There is no analysis leading to that assertion. All of the analysis in the report was wasted on calculations that assumed the conclusions. None was spent on supporting it.
But wait a second! Why do we need to have time to replace the bankers who now do proprietary trading? The Volcker Rule does not instruct us to take the banks’ proprietary traders out to the woods and shoot them. They don’t disappear. We don’t have to replace them. The Volcker Rule simply says that the proprietary trading desks of the banks should be separated from the banks. They can be sold as is. In fact, even without the Volcker Rule these desks often change hands overnight. Pre-Dodd-Frank it was not uncommon for whole trading operations to move from one corporate holding company to another. Nothing disappears. Nothing needs to be replaced. It’s just a reorganization of the corporate legal structures, nothing more. The economy keeps on humming.
So the IHS report assumes its conclusion. All of the ginormous economic costs that it tallies assume that because the banks don’t provide the service, the service is not provided. Not at all. Silly.
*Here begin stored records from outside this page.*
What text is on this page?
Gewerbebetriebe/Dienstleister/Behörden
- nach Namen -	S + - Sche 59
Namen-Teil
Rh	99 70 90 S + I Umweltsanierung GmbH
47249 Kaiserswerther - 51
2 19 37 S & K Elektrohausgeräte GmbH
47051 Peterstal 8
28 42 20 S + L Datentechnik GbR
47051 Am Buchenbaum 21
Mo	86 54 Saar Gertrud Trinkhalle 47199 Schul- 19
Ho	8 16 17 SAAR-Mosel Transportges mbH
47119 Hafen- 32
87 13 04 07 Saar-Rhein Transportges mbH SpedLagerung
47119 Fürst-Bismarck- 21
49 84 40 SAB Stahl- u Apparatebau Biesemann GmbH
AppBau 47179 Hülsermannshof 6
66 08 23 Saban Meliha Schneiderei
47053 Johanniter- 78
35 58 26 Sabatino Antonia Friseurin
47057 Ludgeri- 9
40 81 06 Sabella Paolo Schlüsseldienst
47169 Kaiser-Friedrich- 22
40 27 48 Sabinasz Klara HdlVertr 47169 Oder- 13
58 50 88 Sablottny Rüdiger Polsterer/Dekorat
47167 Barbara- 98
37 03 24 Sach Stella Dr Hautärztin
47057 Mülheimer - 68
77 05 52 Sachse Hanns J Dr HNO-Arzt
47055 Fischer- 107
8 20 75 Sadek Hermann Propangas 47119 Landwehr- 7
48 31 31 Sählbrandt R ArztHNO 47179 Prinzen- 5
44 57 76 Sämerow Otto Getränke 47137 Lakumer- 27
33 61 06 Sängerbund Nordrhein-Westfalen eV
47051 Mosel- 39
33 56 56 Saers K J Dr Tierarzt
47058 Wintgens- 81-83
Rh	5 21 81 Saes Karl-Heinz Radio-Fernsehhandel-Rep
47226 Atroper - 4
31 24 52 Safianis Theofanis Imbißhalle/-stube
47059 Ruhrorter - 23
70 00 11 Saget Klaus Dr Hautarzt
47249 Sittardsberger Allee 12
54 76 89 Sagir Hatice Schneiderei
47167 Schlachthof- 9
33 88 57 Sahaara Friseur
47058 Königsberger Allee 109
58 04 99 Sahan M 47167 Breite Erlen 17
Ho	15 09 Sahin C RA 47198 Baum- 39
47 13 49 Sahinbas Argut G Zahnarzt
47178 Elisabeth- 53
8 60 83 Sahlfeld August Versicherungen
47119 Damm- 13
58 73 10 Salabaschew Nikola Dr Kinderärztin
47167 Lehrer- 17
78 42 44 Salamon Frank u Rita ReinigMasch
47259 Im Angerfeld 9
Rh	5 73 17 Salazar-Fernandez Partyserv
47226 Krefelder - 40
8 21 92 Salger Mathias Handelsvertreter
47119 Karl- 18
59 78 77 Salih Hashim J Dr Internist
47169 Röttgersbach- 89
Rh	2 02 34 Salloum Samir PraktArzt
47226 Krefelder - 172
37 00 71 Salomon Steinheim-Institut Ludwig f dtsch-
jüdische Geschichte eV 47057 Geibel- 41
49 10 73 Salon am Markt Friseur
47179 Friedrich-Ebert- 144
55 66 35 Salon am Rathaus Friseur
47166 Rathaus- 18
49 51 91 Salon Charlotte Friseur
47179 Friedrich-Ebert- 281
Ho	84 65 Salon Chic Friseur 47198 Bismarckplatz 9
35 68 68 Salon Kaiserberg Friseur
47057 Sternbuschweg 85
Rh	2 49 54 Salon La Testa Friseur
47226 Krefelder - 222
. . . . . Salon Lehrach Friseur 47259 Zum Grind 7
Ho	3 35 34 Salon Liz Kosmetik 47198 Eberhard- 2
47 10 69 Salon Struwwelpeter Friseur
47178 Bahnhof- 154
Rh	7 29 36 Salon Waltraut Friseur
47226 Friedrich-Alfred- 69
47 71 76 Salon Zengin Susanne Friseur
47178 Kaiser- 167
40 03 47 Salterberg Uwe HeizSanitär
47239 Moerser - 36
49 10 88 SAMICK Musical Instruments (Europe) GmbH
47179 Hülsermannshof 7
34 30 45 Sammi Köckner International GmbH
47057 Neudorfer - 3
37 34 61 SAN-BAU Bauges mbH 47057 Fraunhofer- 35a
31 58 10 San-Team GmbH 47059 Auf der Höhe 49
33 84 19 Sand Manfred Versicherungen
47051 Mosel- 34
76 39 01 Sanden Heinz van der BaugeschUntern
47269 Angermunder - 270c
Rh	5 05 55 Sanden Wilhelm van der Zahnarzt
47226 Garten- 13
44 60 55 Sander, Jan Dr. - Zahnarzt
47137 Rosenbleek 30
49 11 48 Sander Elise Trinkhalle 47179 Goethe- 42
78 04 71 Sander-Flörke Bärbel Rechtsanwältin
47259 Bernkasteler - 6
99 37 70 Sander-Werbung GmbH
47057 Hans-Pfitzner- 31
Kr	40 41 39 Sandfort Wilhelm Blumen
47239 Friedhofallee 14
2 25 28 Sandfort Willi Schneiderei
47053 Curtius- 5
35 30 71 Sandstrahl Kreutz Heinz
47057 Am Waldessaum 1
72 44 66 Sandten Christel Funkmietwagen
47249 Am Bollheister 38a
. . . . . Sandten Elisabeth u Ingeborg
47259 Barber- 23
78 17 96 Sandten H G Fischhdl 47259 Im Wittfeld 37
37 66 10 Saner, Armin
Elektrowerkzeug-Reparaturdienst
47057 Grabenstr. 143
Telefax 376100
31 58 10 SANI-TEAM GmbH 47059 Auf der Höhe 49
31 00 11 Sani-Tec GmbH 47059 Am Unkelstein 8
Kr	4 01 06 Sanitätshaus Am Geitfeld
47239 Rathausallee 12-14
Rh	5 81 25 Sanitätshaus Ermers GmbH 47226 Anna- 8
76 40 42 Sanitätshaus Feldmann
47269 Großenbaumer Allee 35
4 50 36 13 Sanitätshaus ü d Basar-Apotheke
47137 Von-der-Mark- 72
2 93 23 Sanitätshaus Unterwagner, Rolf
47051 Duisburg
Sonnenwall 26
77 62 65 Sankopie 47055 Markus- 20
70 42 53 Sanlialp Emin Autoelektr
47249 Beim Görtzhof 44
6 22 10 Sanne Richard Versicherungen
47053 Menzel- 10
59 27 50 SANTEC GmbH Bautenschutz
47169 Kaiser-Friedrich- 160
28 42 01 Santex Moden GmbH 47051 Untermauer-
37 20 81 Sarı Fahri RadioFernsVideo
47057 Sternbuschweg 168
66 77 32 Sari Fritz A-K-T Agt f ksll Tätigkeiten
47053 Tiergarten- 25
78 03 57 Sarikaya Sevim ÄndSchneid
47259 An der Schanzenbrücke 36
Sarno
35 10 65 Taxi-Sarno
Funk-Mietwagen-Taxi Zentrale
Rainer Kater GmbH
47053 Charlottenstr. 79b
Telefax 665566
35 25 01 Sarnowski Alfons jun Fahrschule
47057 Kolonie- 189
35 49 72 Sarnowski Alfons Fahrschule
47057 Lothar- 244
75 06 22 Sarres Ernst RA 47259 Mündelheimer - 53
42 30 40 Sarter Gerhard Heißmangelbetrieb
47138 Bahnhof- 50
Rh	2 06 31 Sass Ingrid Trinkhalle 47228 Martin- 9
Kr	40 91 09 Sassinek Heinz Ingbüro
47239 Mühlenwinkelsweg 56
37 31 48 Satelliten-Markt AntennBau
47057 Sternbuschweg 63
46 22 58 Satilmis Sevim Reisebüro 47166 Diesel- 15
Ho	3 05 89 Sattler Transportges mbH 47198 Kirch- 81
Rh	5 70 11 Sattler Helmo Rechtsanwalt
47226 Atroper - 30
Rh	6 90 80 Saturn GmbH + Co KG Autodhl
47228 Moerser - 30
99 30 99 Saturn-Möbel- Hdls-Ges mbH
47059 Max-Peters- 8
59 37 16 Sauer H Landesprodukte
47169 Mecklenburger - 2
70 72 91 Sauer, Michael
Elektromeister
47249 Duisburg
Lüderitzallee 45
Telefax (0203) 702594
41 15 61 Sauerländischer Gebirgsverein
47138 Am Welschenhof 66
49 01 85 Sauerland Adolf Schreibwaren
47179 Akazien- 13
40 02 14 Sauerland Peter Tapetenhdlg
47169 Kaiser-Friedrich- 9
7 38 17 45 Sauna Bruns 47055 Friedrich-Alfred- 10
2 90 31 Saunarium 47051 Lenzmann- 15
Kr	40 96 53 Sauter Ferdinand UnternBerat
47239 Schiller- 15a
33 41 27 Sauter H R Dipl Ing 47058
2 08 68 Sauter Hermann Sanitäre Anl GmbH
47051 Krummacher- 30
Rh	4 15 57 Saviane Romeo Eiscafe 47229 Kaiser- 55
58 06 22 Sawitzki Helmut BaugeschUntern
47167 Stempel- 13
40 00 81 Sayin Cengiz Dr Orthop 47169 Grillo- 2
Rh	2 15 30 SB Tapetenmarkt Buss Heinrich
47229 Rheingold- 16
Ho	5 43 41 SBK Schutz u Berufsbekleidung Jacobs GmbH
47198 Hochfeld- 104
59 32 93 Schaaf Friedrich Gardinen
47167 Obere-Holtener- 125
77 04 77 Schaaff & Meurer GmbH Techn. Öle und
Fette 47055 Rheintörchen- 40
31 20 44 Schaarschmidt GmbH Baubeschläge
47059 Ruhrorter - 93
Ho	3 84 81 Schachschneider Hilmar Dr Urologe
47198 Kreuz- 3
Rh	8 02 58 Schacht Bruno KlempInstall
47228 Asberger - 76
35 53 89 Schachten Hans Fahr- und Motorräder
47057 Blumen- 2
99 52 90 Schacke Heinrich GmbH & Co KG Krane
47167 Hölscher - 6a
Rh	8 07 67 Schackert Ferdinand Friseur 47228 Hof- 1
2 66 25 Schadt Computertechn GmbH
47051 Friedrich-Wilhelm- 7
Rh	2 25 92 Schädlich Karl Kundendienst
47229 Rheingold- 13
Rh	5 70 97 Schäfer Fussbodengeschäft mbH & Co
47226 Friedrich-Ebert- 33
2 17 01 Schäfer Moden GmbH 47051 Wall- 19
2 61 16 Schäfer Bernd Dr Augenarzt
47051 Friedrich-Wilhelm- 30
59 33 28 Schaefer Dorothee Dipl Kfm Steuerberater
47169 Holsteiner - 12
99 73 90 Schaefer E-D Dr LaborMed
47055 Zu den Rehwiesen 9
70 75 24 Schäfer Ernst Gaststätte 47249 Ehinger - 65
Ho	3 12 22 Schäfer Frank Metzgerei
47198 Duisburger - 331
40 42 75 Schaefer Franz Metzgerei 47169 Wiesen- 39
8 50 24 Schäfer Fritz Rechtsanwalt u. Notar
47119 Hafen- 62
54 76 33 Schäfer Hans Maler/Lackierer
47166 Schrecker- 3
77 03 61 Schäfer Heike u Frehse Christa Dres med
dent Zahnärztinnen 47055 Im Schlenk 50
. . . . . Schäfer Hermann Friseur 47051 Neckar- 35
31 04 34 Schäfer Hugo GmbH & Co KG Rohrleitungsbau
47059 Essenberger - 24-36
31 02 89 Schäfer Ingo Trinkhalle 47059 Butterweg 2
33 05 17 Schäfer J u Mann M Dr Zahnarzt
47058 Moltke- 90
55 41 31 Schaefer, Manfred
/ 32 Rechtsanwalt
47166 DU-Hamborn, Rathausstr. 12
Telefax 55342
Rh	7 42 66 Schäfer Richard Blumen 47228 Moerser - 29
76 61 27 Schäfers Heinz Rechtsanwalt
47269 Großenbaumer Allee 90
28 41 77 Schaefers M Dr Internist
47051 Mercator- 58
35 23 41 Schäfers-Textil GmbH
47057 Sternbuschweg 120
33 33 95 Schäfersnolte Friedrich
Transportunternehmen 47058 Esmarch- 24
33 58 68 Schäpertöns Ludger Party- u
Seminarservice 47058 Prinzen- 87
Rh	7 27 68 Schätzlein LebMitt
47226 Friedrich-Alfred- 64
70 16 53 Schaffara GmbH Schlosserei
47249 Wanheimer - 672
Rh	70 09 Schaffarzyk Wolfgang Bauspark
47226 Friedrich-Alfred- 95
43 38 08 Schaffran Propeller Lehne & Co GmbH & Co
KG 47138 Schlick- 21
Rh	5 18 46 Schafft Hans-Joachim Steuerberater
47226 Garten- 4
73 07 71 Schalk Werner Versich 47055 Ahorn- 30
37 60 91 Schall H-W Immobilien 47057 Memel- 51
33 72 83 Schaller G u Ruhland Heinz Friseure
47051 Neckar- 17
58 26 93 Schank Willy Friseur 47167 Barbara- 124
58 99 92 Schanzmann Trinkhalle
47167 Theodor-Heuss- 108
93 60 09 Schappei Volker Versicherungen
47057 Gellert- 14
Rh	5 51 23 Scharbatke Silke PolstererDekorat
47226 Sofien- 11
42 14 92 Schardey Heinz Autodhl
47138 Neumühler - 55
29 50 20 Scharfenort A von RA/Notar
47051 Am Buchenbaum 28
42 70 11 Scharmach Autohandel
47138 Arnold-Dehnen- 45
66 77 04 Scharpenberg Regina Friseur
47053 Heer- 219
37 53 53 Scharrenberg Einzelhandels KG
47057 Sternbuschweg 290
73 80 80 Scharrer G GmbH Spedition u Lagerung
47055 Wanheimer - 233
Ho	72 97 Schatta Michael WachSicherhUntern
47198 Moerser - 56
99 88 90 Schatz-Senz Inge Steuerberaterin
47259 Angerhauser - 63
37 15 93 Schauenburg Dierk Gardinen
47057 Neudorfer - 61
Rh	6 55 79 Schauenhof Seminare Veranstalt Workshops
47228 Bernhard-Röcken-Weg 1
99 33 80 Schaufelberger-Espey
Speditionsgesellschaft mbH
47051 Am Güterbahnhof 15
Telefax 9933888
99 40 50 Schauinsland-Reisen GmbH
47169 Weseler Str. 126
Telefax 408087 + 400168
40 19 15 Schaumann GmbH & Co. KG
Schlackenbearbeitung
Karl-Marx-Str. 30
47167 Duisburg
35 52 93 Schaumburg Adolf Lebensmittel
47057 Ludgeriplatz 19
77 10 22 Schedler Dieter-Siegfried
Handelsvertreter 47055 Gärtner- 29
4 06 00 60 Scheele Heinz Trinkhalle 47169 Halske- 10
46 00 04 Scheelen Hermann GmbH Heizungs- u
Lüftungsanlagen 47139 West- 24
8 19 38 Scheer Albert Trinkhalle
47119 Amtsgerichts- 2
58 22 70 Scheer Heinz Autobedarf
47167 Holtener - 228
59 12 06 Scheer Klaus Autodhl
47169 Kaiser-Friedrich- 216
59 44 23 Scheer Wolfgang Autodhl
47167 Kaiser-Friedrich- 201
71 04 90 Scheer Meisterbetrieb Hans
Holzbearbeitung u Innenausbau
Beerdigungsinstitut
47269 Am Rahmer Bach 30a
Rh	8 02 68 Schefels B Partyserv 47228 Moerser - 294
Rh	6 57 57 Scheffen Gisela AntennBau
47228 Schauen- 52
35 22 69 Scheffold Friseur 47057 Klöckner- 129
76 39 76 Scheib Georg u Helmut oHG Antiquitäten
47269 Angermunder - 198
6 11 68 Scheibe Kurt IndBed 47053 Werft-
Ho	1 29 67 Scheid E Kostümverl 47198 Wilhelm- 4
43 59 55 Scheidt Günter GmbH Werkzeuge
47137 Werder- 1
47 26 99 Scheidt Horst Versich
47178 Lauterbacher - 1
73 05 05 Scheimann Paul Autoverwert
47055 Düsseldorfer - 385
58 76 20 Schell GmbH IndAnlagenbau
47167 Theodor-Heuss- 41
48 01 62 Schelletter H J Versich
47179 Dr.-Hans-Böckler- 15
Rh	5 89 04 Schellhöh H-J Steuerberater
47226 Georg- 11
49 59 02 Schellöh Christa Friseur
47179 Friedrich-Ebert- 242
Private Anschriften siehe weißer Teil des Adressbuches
Should we dig deeper? Perhaps there is something special about banks? That would be an interesting hypothesis to explore. But it’s not one that the IHS report explored. In fact, if the IHS report had bothered to investigate the question of “why banks”, the answer might have helped explain why the Volcker Rule is such a sensible bit of financial regulation. That brings us to the second fallacy…
Second, the report ignores taxpayer subsidies to bank risk taking. If banks are better at providing this intermediation, then by all means, let’s do it through banks. But that is not the reason this activity moved onto bank balance sheets. It happened because banks do not pay the full cost of the risks they fund – taxpayers do. Ignore the taxpayer subsidy, and, of course, it looks wise to allow the banks to keep doing the business. But accounting for the subsidy, it makes no sense.
IHS ignores taxpayer subsidies to banks.
Here’s one example. Unmargined OTC derivatives sold by banks entail credit risk. But, pre-Dodd-Frank, banks did not properly account for that credit risk. They could ignore or minimize that credit risk in their reports to their regulators, and, as a result, they didn’t have to hold capital against it. The capital backstopping the risk was taxpayer capital, and banks didn’t pay for it. They only profited at taxpayer expense.
When the IHS report tallies up the economic damages it alleges will follow from the Volcker Rule, IHS ignores capital market distortions like this one.
Protecting hidden subsidies to banks is not a sensible economic policy. The U.S. economy is still paying mightily for that mistake. IHS ignores the huge costs imposed on taxpayers and the economy as a whole from bad bank regulation. Sensible economic policy means getting prices and incentives right, and letting businesses optimize against those. The Volcker Rule is about ending hidden taxpayer subsidies to risky transactions by banks. That was always what it was about. From the very beginning.
So why does an IHS report that pretends to evaluate the Volcker Rule ignore the very purpose of the Rule?